The Jesus we encounter today is slowly, deliberately being broken.
This moment we are experiencing right
now is a moment of brokenness. Brokenness, in the shadow of the cross, the
nails, the thorns. Broken by the whips. Broken under the weight of the
Cross. Broken by his
friends, his loved ones. Broken by the thugs and the soldiers and all those who
turned away from him and betrayed him.
In this dark moment, our own brokenness seems more
profound, more real, as well.
We can feel this brokenness now in a way we never have before. Our brokenness is shown back to us like the
reflection in a dark mirror as we look upon that broken Body on the cross.
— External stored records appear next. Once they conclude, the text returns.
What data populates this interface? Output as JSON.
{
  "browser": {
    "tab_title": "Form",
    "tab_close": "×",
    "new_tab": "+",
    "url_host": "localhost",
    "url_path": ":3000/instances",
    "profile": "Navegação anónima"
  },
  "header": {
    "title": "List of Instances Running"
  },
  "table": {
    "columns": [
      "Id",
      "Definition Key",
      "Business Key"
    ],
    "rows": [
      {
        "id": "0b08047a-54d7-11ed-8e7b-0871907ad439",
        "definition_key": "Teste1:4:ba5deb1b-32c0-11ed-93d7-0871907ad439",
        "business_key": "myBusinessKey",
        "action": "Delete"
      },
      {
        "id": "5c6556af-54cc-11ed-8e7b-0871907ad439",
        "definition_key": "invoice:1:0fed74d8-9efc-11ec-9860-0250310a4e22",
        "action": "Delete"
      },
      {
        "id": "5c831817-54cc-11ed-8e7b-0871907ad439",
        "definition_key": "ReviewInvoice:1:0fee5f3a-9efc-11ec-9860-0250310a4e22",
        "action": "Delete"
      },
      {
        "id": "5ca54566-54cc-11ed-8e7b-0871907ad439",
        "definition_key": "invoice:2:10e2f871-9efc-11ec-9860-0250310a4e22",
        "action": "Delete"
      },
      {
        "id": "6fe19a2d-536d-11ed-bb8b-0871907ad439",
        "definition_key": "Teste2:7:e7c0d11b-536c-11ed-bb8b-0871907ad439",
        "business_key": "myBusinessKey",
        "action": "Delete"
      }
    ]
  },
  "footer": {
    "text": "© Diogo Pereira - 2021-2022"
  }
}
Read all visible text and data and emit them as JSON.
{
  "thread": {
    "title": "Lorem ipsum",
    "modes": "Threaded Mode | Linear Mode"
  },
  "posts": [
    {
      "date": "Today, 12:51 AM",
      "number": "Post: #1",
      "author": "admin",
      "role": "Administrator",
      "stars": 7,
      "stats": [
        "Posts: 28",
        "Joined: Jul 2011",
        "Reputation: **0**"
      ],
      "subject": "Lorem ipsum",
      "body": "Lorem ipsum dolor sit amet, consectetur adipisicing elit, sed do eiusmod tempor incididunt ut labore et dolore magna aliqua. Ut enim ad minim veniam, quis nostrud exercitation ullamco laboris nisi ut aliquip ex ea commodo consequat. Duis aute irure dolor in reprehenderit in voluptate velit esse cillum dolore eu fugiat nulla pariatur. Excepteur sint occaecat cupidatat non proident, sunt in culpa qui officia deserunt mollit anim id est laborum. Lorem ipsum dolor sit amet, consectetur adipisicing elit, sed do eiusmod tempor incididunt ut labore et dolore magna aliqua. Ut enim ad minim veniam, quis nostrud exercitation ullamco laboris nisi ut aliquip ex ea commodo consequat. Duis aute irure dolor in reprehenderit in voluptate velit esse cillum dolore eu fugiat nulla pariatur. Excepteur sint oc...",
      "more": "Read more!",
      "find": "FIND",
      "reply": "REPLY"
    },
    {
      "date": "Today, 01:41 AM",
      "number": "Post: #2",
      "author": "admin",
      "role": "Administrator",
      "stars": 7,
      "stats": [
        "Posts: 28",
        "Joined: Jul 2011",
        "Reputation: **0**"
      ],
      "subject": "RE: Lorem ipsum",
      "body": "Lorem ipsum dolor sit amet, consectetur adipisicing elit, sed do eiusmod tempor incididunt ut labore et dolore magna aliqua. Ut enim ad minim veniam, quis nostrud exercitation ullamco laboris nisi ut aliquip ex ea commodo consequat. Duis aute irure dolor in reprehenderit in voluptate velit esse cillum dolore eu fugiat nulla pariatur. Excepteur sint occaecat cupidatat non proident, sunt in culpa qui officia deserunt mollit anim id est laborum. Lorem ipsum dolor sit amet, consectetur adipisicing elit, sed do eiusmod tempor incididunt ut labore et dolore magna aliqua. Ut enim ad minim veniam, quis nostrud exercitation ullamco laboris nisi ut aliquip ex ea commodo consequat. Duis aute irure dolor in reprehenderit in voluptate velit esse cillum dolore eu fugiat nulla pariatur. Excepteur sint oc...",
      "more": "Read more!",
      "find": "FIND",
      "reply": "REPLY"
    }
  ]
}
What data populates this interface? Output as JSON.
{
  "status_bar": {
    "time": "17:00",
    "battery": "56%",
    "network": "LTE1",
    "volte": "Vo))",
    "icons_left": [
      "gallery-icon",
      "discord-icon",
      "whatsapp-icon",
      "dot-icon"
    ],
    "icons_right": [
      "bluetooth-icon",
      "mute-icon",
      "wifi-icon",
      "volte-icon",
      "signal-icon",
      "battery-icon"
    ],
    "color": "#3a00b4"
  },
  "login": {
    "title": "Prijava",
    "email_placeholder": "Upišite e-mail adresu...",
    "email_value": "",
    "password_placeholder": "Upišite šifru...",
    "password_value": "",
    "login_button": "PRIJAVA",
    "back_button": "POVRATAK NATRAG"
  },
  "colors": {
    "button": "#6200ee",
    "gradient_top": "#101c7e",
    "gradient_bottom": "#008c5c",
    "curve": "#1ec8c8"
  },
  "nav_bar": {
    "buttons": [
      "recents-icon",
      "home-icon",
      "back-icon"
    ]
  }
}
We have all
wondered at times in our lives if God, who once was such a source of joy and
gladness to us, had turned away from us.
We have all known what the anguish of losing someone love feels like,
whether we lost that person to death, or to a change of feelings, or simply due
to desertion.
Some of us have known that fear that
comes when we are faced with our mortality in the face of illness, and we think
there will never be a time when we will never be well again. This dark
place is a terrible place to be. But as
Bishop Charles Stevenson once wrote:
“To receive the light, we must
accept the darkness. We must go into the tomb of all that haunts us, even the
loss of faith itself, to discover a truth older than death.”
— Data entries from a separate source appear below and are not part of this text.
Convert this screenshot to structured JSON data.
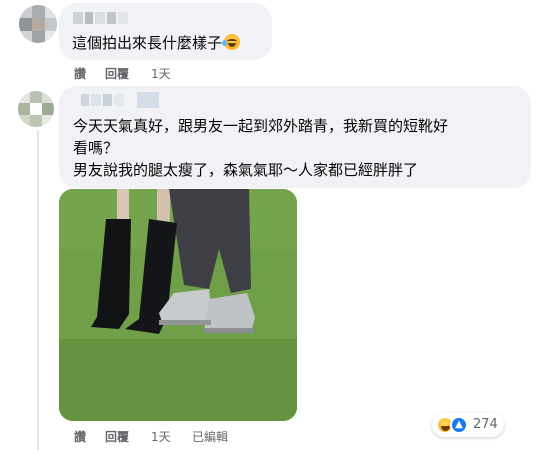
{
  "comments": [
    {
      "text": "這個拍出來長什麼樣子",
      "actions": {
        "like": "讚",
        "reply": "回覆",
        "time": "1天"
      }
    },
    {
      "text_lines": [
        "今天天氣真好，跟男友一起到郊外踏青，我新買的短靴好",
        "看嗎？",
        "男友說我的腿太瘦了，森氣氣耶～人家都已經胖胖了"
      ],
      "actions": {
        "like": "讚",
        "reply": "回覆",
        "time": "1天",
        "edited": "已編輯"
      },
      "reactions": {
        "count": "274",
        "icons": [
          "haha-icon",
          "like-icon"
        ]
      }
    }
  ],
  "colors": {
    "bubble": "#f0f2f5",
    "meta_text": "#65676b",
    "like_blue": "#1877f2",
    "grass": "#6a9a45"
  }
}
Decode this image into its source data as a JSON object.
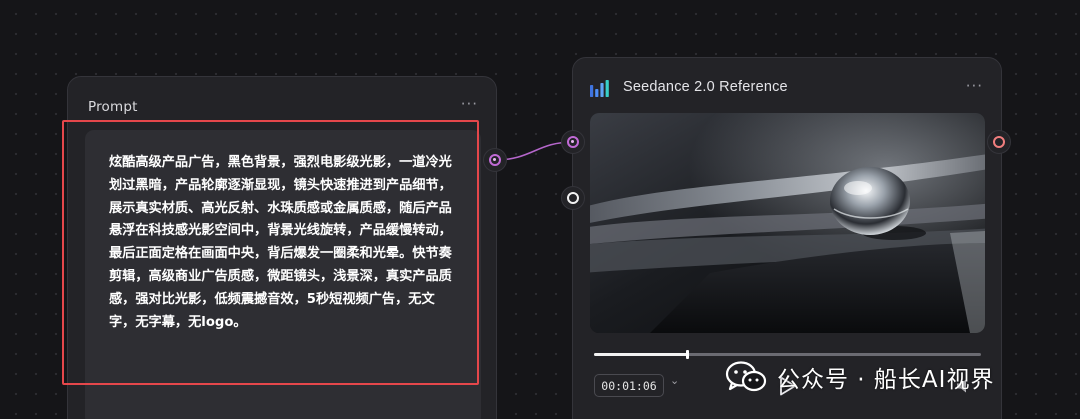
{
  "prompt_node": {
    "title": "Prompt",
    "menu": "···",
    "text": "炫酷高级产品广告，黑色背景，强烈电影级光影，一道冷光划过黑暗，产品轮廓逐渐显现，镜头快速推进到产品细节，展示真实材质、高光反射、水珠质感或金属质感，随后产品悬浮在科技感光影空间中，背景光线旋转，产品缓慢转动，最后正面定格在画面中央，背后爆发一圈柔和光晕。快节奏剪辑，高级商业广告质感，微距镜头，浅景深，真实产品质感，强对比光影，低频震撼音效，5秒短视频广告，无文字，无字幕，无logo。"
  },
  "seedance_node": {
    "title": "Seedance 2.0 Reference",
    "menu": "···",
    "timecode": "00:01:06",
    "progress": 0.24
  },
  "watermark": {
    "text": "公众号 · 船长AI视界"
  },
  "colors": {
    "canvas": "#151518",
    "node": "#232327",
    "textarea": "#2e2e33",
    "accent_purple": "#c16ad6",
    "accent_coral": "#f07e7e",
    "highlight_red": "#e5474b",
    "logo_blue": "#4d8df7",
    "logo_teal": "#38d0c8"
  }
}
Yes, we have known brokenness in our lives. We have known
those moments of loss and abandonment. We
have known those moments in which we have been betrayed. We have known those moments
when we have lost someone we have cared for so much, either through death or a
broken relationship. We
have known those moments of darkness in which we cannot even imagine the light.
But, for as followers of Jesus, we know there is light. Even
today, we know it is there, just beyond our grasp. We know that what seems like a
bleak, black moment will be replaced by the blinding Light of the Resurrection.
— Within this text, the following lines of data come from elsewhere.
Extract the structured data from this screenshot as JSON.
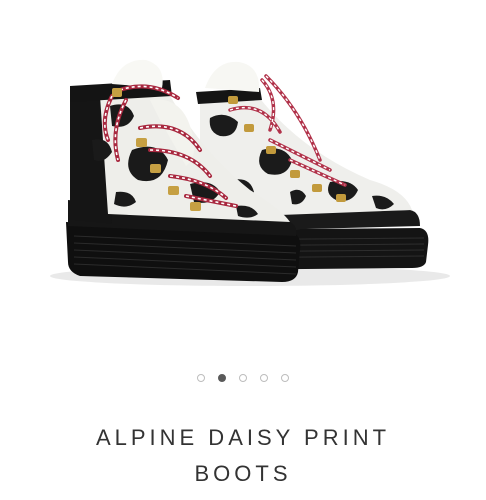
{
  "product": {
    "title_line1": "ALPINE DAISY PRINT",
    "title_line2": "BOOTS",
    "image_alt": "Pair of high-top lace-up boots with black and white cow print pony hair, white shearling collar, red and white rope laces and black platform soles"
  },
  "gallery": {
    "slide_count": 5,
    "active_index": 1,
    "indicator_icon": "carousel-dot"
  },
  "colors": {
    "background": "#ffffff",
    "title_text": "#333333",
    "dot_active": "#5a5a5a",
    "dot_inactive": "#bdbdbd"
  }
}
What seems like a moment of unrelenting despair will soon be
replaced by an unleashing of unrestrained joy. This present despair will be
turned completely around. This present
darkness will be vanquished. This
present pain will be replaced with a comfort that brings about peace. This present brokenness will be healed fully
and completely, leaving not even a scar.
In a short time (though it might not seem like it) our
brokenness will be made whole. And will
know there is no real defeat, ultimately.
Ultimately there will be victory. Victory
over everything we are feeling sadness over at this moment. Victory over the pain, and brokenness, and
loss, and death we are commemorating.
This is what today is about. This
is what our journey in following Jesus brings to us. All we need to do is go where the journey
leads us. All we need to do is follow
Jesus, yes, even through this broken moment. Because if we do, we will, like him, be raised
by God out of this broken place. The God in whom we, like Jesus, trust, will
reach out to us, even here, in this place, on this bleak day, and will raise us
up.
Following Jesus, means following him, even to this place. But, we,
who have trusted in him, will soon realize this is, most definitely, not the
end of the story. Not by any means. We will, in our following of him, know in a
short time joy—even a joy that, for this moment, seems far off.